In fact, Hippocampus is often displayed under metal halide lighting at public aquaria(Seahorse Husbandry Manual, 2002). For example, the 2002 Seahorse Husbandry Manual indicates that metal halide lighting is often the preferred choice for displaying Hippocampus erectus at such facilities, and this applies to other species as well. Brian Zimmerman and Heather Hall maintain a very successful breeding program for H. capensis at the London Zoo, with the main tank being illuminated for 11 hours a day by 2 HQI metal halides (150 watts each, 10,000 Kelvin). Karen Brittain also kept H. fisheri at Waikiki Aquarium under metal halide lighting with a natural photoperiod. Likewise, Jorge Gomezjurado reports that he has kept adult H. ingens and H. reidi on display at the National Aquarium in Baltimore under Metal Halides Lamps (175W 6500K) that provided a photoperiod of 12:12 L:D without any problems.
So your metal halides would be considered overkill by most seahorse keepers, and not my first choice, but the pros often use them and I know many reef keepers who keep seahorses in their systems under metal halides. Often the reefers will keep the coral and inverts that require strong light at one end of the tank, where the metal halides are concentrated, and keep the other of the tank shaded to accommodate the seahorses, reserved for coral that don’t need high-intensity lights. Basically, you can’t go wrong with seahorses when it comes to lighting as long as you provide some dimly lit areas they can retreat to when they would like to get away from the light and some brightly lit areas they can move to when then want to bask in the light. If you’re using metal halides, you can provide shaded areas by positioning sections of aluminum foil atop your aquarium that are the right size and shape to cast shadows where you want them below.
In short, my primary concern when using high-intensity lighting such as metal halides on a seahorse tank is the water temperature rather than the brightness of the light. Metal halides throw off a lot of heat and most of the tropical seahorses do best at temperatures of around 73°F-75°F; so avoiding temperature spikes above 80°F is very important. If your metal halides consistently keep your reef system at 78-80°F, stick to seahorses that prefer warmer water temperatures, such as H. barbouri or H. kuda.

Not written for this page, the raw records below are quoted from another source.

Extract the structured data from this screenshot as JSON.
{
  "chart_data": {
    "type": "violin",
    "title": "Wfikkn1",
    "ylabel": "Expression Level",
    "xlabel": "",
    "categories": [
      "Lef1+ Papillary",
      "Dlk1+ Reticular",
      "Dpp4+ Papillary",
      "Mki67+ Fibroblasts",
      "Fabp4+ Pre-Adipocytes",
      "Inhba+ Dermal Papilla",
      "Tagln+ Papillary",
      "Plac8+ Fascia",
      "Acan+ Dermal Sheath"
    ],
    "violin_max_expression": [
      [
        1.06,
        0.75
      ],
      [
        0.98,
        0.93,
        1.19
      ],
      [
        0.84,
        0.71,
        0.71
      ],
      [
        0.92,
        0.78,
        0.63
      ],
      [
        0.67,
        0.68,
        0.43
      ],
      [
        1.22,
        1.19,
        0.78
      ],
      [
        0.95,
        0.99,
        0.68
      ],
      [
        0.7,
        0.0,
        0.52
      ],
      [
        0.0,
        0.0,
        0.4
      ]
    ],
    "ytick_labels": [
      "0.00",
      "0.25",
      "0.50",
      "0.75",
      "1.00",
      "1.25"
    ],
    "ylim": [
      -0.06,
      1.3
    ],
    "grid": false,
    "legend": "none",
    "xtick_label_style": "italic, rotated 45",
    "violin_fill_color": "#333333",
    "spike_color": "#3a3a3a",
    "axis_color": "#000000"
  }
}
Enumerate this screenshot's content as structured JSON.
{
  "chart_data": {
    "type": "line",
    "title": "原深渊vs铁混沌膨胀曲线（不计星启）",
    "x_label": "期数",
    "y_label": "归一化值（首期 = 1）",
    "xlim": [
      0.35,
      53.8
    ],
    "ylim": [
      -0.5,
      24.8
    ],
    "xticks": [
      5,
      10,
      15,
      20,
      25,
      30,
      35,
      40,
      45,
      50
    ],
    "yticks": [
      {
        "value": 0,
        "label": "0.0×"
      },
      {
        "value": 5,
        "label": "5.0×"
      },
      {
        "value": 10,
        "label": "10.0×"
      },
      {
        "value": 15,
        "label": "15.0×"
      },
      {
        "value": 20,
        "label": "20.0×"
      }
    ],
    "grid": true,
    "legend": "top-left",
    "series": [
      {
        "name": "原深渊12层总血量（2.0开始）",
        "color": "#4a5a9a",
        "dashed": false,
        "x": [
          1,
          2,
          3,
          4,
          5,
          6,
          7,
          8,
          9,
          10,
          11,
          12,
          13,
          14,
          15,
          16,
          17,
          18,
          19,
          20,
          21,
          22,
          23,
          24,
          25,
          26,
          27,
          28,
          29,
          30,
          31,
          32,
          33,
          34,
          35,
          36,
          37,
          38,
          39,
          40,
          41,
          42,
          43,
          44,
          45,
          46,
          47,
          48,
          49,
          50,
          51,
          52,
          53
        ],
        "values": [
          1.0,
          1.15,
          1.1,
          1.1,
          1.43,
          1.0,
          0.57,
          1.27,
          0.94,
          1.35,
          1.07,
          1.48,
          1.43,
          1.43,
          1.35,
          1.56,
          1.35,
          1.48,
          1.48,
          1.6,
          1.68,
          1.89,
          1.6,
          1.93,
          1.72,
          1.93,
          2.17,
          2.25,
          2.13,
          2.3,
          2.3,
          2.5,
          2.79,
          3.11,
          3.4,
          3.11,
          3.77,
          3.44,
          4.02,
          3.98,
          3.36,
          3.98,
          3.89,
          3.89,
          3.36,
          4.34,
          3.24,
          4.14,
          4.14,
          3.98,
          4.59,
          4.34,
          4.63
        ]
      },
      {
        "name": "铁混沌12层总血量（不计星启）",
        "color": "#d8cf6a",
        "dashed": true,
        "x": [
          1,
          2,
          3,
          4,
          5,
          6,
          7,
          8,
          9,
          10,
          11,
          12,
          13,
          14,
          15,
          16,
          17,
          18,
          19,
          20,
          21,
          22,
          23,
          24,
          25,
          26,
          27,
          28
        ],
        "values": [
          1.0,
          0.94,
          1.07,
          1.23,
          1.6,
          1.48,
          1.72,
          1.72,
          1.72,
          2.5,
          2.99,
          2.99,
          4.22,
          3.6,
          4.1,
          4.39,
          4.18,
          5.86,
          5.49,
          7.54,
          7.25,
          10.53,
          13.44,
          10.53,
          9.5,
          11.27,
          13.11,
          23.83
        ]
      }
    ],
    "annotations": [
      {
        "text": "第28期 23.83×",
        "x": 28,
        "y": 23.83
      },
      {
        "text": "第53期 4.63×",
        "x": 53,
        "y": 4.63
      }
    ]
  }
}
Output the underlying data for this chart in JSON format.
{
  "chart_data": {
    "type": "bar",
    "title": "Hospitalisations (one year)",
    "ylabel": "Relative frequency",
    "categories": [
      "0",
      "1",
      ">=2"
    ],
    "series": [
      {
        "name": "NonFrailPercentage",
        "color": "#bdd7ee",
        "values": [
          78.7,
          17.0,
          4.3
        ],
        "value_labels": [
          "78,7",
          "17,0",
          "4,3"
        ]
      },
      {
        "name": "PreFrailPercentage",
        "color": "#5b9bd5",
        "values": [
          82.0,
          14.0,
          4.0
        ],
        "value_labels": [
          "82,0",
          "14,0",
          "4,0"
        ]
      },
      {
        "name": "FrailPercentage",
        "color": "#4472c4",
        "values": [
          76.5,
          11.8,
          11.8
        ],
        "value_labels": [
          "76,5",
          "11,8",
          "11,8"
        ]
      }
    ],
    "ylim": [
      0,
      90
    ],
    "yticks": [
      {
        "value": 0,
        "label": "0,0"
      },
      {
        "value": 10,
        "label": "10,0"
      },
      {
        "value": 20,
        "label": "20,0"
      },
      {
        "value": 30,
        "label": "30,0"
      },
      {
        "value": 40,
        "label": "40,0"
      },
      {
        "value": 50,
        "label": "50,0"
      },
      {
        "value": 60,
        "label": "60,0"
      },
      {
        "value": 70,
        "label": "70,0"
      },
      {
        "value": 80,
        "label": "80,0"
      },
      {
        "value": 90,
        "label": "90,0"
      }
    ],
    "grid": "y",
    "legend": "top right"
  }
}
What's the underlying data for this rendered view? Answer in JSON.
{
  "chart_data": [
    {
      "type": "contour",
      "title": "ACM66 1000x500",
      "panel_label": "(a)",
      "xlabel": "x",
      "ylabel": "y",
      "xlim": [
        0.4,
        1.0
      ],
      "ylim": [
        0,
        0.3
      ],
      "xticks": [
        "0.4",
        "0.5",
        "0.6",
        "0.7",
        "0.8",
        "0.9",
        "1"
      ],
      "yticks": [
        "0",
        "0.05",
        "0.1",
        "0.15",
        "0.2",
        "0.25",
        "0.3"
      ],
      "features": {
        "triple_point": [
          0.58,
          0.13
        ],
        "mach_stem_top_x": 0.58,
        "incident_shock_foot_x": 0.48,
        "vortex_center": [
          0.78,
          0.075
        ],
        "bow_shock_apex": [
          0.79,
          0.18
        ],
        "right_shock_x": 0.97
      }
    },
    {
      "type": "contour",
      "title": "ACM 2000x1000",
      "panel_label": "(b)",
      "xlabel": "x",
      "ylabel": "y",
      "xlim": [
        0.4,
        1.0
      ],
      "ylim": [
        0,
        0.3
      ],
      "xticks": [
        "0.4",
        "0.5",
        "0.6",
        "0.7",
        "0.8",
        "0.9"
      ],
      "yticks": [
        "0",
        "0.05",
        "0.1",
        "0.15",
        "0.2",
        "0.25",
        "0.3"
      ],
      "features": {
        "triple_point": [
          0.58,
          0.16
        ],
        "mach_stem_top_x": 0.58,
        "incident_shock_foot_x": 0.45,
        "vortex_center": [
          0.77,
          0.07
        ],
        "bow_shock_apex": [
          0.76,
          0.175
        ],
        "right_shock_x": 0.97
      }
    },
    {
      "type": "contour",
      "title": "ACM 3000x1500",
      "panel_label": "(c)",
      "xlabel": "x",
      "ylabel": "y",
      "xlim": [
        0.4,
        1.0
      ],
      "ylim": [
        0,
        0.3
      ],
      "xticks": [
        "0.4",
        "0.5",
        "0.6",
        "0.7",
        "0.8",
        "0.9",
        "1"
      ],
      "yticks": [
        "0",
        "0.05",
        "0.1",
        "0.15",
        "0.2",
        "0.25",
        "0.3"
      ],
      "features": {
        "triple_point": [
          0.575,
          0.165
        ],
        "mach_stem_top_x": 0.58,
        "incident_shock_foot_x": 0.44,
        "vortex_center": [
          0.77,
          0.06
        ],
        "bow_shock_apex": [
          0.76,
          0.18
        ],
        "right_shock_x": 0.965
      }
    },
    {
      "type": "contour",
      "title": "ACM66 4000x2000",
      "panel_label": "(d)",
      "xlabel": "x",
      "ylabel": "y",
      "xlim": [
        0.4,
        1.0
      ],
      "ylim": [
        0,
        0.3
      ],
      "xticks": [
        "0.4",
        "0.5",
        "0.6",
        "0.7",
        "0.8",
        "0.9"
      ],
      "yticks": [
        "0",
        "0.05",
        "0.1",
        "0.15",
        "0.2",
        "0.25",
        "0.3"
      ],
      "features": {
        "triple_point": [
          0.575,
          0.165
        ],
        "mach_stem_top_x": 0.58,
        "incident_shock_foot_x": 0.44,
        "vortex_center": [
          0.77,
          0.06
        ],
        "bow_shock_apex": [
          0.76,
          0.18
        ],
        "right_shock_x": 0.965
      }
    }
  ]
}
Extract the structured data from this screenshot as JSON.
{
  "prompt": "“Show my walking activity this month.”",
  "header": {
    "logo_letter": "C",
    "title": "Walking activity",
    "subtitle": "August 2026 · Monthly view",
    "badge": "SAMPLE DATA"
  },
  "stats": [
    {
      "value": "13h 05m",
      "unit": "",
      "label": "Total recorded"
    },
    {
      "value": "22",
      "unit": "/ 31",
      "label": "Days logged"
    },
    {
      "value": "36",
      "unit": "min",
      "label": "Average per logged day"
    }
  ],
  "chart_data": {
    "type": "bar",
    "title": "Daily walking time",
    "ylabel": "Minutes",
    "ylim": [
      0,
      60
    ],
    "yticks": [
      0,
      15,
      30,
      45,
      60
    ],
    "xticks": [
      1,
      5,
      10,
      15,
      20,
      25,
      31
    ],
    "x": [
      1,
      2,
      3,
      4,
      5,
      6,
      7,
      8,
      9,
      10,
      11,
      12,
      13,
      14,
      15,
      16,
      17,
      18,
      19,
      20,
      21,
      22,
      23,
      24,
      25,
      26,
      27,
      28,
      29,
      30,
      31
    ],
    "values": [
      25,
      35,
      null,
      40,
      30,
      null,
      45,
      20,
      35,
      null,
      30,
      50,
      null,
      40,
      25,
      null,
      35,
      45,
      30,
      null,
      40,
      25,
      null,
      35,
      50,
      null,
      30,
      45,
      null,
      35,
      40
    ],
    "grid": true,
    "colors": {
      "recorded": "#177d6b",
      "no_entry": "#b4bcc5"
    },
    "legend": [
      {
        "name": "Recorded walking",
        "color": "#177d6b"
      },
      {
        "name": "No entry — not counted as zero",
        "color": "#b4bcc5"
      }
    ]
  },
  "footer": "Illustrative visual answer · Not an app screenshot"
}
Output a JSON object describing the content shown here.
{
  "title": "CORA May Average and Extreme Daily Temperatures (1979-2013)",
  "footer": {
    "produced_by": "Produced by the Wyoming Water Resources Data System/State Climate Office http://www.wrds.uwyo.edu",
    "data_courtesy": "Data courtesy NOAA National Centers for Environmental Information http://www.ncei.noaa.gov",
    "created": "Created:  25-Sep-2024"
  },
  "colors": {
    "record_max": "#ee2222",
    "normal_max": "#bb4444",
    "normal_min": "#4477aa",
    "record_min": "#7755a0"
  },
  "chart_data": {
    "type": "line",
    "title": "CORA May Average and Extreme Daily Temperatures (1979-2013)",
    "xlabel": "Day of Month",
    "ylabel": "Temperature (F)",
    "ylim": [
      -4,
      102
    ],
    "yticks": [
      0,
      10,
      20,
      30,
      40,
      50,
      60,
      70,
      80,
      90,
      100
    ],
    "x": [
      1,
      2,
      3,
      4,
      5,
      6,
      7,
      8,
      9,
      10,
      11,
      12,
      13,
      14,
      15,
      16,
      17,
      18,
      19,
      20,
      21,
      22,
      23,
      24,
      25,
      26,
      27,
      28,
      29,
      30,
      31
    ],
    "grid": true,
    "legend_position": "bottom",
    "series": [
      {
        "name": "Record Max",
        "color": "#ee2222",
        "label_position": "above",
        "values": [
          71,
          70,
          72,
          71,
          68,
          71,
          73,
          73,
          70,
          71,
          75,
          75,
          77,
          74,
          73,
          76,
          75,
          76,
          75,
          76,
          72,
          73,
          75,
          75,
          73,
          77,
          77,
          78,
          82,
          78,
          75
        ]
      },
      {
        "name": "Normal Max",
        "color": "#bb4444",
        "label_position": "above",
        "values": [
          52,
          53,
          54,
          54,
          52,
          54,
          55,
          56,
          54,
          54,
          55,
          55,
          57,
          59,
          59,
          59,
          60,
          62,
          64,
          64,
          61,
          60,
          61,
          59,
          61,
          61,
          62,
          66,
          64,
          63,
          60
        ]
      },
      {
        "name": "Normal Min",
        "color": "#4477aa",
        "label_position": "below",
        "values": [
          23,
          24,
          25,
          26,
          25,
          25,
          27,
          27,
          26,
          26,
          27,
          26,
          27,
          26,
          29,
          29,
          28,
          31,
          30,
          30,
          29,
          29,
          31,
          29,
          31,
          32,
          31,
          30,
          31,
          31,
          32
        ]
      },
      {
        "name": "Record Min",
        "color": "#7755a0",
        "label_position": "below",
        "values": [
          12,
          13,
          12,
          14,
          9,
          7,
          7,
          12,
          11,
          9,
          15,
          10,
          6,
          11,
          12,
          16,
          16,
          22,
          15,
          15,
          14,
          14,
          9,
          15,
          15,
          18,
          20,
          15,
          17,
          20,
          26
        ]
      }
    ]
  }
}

Personally, I like to provide my seahorses with a natural day/night period that includes twilight periods at "sunrise" and "sunset." To accomplish this, I like the power compact (PC) light fixtures that include two tubes — one actinic and one daylight fluorescent — with dual ballasts so that each ballast can be placed on a separate automatic timer. I like to have the bluish actinic come on before the daylight tubes and stay on after the daylights go off, thereby providing a simulated dusk and dawn (Giwojna, unpublished text). This is important for seahorses since they conduct most of their courting and breeding in the early morning hours under twilight conditions. It’s a neat effect and fish and invertebrates can then anticipate "lights out" rather than being plunged into total darkness at night or suddenly thrust into bright light in the morning. I also adjust the timers to lengthen or shorten the daylight periods in accordance with the changing seasons. I find that maintaining a natural cycle this way aids reproduction (Giwojna, unpublished text).
Basically, I find PC lighting to be a good compromise for a seahorse system. Power compacts provide plenty of light for macroalgae or the seahorse-safe soft corals in a modified reef system without being too bright or generating too much heat, and the dual ballast system allows for a natural day/night rhythm that changes with the seasons. The resulting dusk and dawn facilitate courtship and help the seahorses maintain a natural reproductive cycle (Giwojna, unpublished text).
For all intents and purposes, you really can’t go wrong no matter what lighting system you chose as long as you provide both shaded areas where your seahorses can escape from light altogether and well-lit areas where they can bathe in bright light as they please. You will find your seahorses will move into and out of the light often, seeking the comfort level that suits them at the moment.
Best wishes with all your fishes, Haynes!